The chain of events involved in the production and use of uranium for power generation and defensive purposes has serious environmental consequences. Study of the crystal chemistry of uranium minerals and compounds can help to lead to effective approaches to remedy uranium contamination in the environment, and aid in the development of reliable strategies for the long-term disposal of spent nuclear fuel nuclear waste.
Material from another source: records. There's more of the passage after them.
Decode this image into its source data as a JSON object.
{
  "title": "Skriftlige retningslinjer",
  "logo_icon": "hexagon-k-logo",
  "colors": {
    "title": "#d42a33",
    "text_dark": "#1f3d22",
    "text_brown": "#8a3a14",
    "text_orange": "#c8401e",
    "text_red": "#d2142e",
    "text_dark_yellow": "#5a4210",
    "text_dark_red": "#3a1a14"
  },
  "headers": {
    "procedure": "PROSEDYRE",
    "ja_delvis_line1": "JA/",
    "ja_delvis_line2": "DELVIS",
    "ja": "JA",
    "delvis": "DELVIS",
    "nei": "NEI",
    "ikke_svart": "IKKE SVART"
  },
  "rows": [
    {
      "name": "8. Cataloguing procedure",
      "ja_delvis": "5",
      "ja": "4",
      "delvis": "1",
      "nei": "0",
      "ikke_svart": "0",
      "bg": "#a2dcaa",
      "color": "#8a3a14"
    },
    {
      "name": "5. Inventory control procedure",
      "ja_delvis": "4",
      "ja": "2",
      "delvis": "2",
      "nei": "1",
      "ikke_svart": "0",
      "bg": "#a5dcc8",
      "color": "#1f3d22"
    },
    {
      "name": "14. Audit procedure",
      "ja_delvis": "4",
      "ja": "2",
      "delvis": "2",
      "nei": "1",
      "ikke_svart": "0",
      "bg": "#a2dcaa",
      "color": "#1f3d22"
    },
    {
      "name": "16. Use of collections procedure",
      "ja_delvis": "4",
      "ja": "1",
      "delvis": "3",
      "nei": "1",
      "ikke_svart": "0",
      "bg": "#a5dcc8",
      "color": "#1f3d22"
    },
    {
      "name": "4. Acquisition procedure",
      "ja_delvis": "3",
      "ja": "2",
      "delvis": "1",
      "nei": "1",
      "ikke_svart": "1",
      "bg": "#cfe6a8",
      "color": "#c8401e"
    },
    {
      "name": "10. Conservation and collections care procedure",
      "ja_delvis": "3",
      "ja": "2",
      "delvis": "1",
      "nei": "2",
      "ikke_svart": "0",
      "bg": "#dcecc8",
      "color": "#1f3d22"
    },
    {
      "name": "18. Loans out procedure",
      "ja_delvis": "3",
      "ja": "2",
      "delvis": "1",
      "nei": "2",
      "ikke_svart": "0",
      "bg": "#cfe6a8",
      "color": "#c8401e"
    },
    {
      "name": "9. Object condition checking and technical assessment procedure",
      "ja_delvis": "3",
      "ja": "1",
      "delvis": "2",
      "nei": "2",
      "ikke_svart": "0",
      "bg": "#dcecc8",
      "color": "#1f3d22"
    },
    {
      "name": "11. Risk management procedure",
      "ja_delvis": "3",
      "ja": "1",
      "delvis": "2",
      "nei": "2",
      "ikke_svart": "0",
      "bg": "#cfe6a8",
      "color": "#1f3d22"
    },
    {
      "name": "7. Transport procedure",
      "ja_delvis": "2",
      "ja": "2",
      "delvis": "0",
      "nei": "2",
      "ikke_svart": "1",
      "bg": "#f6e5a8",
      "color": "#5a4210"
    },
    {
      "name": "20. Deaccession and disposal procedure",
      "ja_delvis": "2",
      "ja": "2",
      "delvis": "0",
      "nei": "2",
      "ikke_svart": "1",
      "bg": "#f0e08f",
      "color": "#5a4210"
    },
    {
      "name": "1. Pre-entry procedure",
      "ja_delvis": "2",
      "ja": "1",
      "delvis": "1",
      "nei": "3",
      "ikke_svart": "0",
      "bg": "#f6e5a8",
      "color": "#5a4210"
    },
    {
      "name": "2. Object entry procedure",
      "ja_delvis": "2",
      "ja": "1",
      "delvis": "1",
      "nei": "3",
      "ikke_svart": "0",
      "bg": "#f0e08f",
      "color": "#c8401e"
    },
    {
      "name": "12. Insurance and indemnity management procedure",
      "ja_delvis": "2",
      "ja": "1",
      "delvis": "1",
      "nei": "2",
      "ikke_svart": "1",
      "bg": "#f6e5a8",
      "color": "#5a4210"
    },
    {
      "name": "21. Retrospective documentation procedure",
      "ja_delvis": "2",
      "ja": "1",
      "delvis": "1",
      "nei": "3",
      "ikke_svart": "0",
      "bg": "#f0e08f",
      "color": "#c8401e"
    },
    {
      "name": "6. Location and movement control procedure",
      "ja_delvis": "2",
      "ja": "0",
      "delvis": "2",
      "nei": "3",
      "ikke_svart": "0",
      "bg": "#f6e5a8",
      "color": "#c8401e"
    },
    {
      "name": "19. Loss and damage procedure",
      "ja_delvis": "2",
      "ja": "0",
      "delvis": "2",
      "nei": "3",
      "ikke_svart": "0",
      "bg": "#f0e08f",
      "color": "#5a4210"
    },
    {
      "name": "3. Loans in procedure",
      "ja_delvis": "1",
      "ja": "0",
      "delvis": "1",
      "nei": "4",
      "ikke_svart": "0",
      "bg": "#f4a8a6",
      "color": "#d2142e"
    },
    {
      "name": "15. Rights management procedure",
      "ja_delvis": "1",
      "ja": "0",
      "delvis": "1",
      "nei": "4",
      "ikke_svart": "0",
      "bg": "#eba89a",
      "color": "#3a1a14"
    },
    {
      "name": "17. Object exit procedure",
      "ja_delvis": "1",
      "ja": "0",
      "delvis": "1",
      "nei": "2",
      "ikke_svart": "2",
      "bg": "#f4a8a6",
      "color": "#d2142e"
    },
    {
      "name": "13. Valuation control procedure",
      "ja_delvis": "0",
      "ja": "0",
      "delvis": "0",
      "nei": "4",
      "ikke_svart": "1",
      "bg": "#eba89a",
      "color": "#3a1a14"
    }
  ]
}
The research presented herein focuses on the structures and crystal chemistry of hexavalent uranium (uranyl) phosphate, arsenate and chromium(V) compounds as revealed mainly by single-crystal X-ray diffraction. The uranyl phosphates and uranyl arsenates are of particularly low solubility under environmental conditions, and thus may control the mobility of uranium in groundwater and at some contaminated sites.
A total of fifty-six single-crystal structures were studied using diffraction data (collected with a three-circle X-ray diffractometer, Mo radiation, and a charge-coupled-device area detector), in conjunction with the results of other instrumental techniques. Only three of these compounds are from mineral specimens; the rest are synthetic in origin (although many are synthetic equivalents of mineral species), and were grown either by gel-diffusion or by hydrothermal methods. Of the refined structures, twenty-five are uranyl phosphates, twenty-seven are uranyl arsenates, and four are uranyl chromium(V) oxysalts. Four principal structural themes are observed in the uranyl phosphates and uranyl arsenates: 1) structures based on infinite chains of uranyl polyhedra and either phosphate or arsenate tetrahedra; 2) structures based on the sheet found in phosphuranylite; 3) structures based on the sheet found in autunite; and 4) layered and framework structures containing uranyl phosphate or uranyl arsenate sheets whose sheet-anion topology is identical to that found in uranophane. The four uranyl chromium(V) oxysalts are structurally analogous to the uranyl vanadate carnotite.
Uranyl phosphates and their chemically corresponding uranyl arsenates are generally, but not always, isostructural. Similarly, hybrid organic-inorganic compounds, which contain protonated amines rather than simple cations, exhibit structural themes that are analogous with their inorganic counterparts.